Türkiye bu gelişmelere karşı nasıl bir taktik izleyecek?

Türkiye'nin dış politikasında Suriye, şüphesiz en stratejik konuların başında geliyor. Özellikle bölge ülkeleri, Avrupa ve ABD ile yürütülecek yoğun diplomasi, Türkiye’nin Suriye’deki durumun daha da kötüleşmemesi adına çaba sarf etmesine olanak tanıyor. Bunun yanında Türkiye, önümüzdeki süreçte Suriye’deki Ahmet Şara yönetimine özellikle güvenlik desteği konusunda daha fazla destek sağlamaya hazırlanıyor. Milli Savunma Bakanlığı'ndan yapılan açıklamaya göre Suriye, Türkiye'den güvenlik iş birliği ve destek talebinde bulundu. Bu talebin İsrail'in gerçekleştirdiği saldırının ardından gelmesi, hem içerisindeki mesaj açısından hem de durumun ciddiyetini işaret etmesi açısından oldukça anlamlı. Suriye, Türkiye’nin güvenlik paradigmasında son derece merkezi bir konuma sahip. Türkiye ile Suriye’nin kaderleri, özellikle güvenlik açısından birbirine sıkı sıkıya bağlı. Bu sebeple, Türkiye’nin gelişmeleri dikkatle takip ederek gerektiğinde hızlı ve etkili müdahalelerde bulunacağını söylemek mümkün.

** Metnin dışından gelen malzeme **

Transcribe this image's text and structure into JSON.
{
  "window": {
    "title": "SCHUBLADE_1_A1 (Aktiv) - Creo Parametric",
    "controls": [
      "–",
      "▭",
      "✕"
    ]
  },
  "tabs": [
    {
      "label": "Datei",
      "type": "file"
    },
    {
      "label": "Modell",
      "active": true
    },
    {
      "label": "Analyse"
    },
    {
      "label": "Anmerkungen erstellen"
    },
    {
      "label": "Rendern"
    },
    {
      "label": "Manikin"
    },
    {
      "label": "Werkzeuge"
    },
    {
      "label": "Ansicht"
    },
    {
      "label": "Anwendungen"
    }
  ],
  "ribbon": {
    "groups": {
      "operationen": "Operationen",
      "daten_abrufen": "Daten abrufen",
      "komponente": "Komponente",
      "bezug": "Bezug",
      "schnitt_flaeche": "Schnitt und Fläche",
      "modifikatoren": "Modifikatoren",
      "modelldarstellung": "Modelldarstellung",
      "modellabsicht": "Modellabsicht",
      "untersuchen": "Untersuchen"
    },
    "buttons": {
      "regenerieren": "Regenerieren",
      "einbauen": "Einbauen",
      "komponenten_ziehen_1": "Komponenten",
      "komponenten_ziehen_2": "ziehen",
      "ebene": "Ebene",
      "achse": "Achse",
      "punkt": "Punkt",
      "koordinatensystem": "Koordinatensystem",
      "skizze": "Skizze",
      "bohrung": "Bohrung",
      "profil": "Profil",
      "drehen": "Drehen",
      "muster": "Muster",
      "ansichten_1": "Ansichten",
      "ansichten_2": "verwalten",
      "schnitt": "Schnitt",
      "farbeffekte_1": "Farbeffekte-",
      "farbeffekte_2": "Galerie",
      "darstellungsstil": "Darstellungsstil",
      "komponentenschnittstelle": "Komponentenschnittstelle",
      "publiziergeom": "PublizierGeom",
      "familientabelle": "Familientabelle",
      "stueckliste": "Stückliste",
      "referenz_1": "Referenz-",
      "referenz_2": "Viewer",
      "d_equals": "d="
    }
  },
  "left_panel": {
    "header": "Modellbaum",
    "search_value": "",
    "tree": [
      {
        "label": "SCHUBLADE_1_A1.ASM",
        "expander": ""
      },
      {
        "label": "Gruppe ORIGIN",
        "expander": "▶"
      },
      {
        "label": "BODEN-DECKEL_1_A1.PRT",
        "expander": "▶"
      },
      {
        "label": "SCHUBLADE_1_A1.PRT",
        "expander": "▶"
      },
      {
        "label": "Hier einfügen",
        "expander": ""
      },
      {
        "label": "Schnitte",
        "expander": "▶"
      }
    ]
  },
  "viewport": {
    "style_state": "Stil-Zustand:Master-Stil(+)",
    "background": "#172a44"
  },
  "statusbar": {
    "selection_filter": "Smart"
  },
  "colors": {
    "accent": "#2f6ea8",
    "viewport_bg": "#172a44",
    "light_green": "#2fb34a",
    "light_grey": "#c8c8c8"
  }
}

İsrail’in bölgeyi istikrarsızlaştırma amacının altında nasıl bir hedef yatıyor?

İsrail, bölgede kendisine karşı koyabilecek hiçbir güçlü devletin kalmasını istemiyor. Geçmişte İran ve Irak, İsrail’e karşı güçlü aktörler olarak öne çıkıyordu. Bir dönem Mısır da benzer bir şekilde önemli bir rol üstlenmişti; ancak gelinen noktada İsrail, artık önünde ciddi bir engel olmadığını düşünüyor. Bu durum, onu daha saldırgan ve agresif bir politikaya yönlendiriyor. İsrail, güvenliğini sağlamak adına yanlış bir perspektifle, diğer ülkelerin zayıf olduğu bir senaryonun ideal olduğunu varsayıyor. Ancak bu yaklaşım, uzun vadede İsrail’in avantajına değil, aksine dezavantajına dönüşecek bir dalga yaratabilir.

İKİ ÜLKE DE DOĞRUDAN ÇATIŞMAYA GİRMEZ

İsrail’in Suriye’ye saldırması aslında Türkiye ile savaşa hazırlık mı? Tüm bu gelişmeler Türkiye’nin güvenliğini ve Ortadoğu’daki rolünü nasıl etkiler?

Türkiye ile İsrail arasında doğrudan bir sıcak çatışma olasılığını pek gerçekçi bulmuyorum. Bununla birlikte, günümüzde bölgedeki dinamiklere bakıldığında, iki ülkenin farklı vizyonlar doğrultusunda nüfuz alanlarını genişletmek adına rekabet etmeleri doğal bir durum gibi görünüyor. Ancak, böyle bir çatışmanın beklenmedik ve ciddi sonuçlar doğuracağı aşikâr. Bu nedenle her iki tarafın da bu meselede oldukça temkinli davrandığını düşünüyorum.